In either setting, the culture and public perception works against putting the strongest and highest-performing principals in schools that exhibit the greatest needs. (This problem is compounded by the practice that many of us have with our teacher transfer procedures that result in having more inexperienced teachers in our more difficult schools.)
Matching Strengths
Today, I have altered my beliefs as they relate to principal rotation. The school system's overriding purpose is to create the capacity to support change at the local school level with each school as the unit for change. Change is a long-term process so that creating an appropriate culture at each school is critical to a school's success. Site administrators must buy in to good ideas at the system level for ideas to take hold and produce results.
This is true for staff as well as for principals. I now negotiate with a principal when I decide to reassign him or her to a difficult assignment. I would be very reluctant to move a principal "kicking and screaming"--at least privately--to a challenging assignment and expect his or her enthusiastic leadership to produce dramatic results. I now frame the reassignment as a compliment for the individual to be considered so competent as to be given a challenging assignment.
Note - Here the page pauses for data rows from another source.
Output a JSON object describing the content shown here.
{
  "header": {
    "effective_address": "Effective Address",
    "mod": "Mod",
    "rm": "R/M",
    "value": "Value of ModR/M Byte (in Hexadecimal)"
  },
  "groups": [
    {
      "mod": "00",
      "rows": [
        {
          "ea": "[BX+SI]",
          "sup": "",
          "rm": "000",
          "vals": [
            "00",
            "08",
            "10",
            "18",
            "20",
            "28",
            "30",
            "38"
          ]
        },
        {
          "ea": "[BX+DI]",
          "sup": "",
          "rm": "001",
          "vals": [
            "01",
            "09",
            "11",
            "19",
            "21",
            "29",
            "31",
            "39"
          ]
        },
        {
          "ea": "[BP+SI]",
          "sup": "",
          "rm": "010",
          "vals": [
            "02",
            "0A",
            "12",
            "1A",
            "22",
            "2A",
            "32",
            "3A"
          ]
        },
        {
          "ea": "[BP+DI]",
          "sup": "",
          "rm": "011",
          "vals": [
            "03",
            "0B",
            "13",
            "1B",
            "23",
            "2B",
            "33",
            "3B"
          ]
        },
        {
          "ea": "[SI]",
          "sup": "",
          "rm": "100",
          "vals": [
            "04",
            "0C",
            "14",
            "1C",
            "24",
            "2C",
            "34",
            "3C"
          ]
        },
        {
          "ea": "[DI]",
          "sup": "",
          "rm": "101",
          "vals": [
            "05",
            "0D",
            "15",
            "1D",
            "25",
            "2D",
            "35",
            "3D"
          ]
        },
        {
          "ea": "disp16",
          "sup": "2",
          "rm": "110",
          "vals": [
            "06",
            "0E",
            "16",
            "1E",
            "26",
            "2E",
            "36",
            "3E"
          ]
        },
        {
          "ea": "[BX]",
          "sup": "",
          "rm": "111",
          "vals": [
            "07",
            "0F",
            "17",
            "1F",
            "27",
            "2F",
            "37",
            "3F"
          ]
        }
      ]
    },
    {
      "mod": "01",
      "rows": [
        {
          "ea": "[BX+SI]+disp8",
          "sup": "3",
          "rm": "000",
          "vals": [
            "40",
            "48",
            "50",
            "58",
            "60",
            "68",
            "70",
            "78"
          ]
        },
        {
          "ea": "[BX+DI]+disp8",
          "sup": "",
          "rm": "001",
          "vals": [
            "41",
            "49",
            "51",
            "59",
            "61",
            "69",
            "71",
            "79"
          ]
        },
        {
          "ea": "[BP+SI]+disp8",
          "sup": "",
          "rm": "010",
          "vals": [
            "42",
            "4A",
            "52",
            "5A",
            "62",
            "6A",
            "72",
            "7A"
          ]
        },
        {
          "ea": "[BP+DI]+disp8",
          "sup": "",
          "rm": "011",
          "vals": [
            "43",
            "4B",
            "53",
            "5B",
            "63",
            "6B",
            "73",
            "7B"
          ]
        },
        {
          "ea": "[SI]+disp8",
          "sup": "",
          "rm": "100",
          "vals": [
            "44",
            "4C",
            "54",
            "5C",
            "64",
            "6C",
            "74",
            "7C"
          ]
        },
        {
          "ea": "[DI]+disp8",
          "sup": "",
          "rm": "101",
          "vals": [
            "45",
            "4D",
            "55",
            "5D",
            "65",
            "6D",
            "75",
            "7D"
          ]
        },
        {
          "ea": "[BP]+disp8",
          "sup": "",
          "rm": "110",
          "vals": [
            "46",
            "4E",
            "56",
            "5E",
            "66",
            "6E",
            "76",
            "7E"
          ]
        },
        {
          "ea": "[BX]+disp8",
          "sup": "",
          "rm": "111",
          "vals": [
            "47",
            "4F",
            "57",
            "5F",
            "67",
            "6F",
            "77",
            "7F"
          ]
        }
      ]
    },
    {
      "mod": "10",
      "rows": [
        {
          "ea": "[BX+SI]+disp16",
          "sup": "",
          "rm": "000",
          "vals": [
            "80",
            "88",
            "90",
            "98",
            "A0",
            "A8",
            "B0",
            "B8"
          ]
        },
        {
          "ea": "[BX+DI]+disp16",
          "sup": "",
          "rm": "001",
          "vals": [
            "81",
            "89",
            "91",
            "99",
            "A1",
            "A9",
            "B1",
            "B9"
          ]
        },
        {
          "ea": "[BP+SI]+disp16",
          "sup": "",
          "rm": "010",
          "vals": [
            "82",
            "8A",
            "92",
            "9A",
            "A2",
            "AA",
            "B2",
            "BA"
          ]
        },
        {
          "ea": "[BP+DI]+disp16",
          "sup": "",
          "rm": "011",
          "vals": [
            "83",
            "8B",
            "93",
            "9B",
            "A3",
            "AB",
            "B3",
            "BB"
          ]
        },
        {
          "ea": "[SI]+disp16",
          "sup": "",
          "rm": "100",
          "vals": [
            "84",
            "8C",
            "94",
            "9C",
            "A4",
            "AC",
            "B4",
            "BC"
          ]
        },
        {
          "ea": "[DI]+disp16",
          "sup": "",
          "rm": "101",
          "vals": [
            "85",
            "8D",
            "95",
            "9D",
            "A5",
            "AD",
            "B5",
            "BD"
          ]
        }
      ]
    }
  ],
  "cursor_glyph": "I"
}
I also am convinced that long-term goal setting is not compatible with short-term leadership, and the increased empowerment of local school advisory councils in school improvement planning suggests longer tenure for principals.
I no longer believe principals are interchangeable parts to be moved around just for the reasons mentioned here. (Wasn't that one of the many criticisms of the Vietnam War--the practice of bringing randomly assigned replacement troops without any regard for the unity, morale and bonding that occurs in training together?)
I believe we need to do what is best for children, and to do so we need to match strength with need. Our strongest principals need to be in schools with the greatest challenges. In blending both sets of assumptions, I still believe in periodic reassignment of principals, but less and later.
Paul Hagerty is superintendent of the Seminole County Public Schools, 400 E. Lake Mary Blvd., Sanford, Fla. 32773.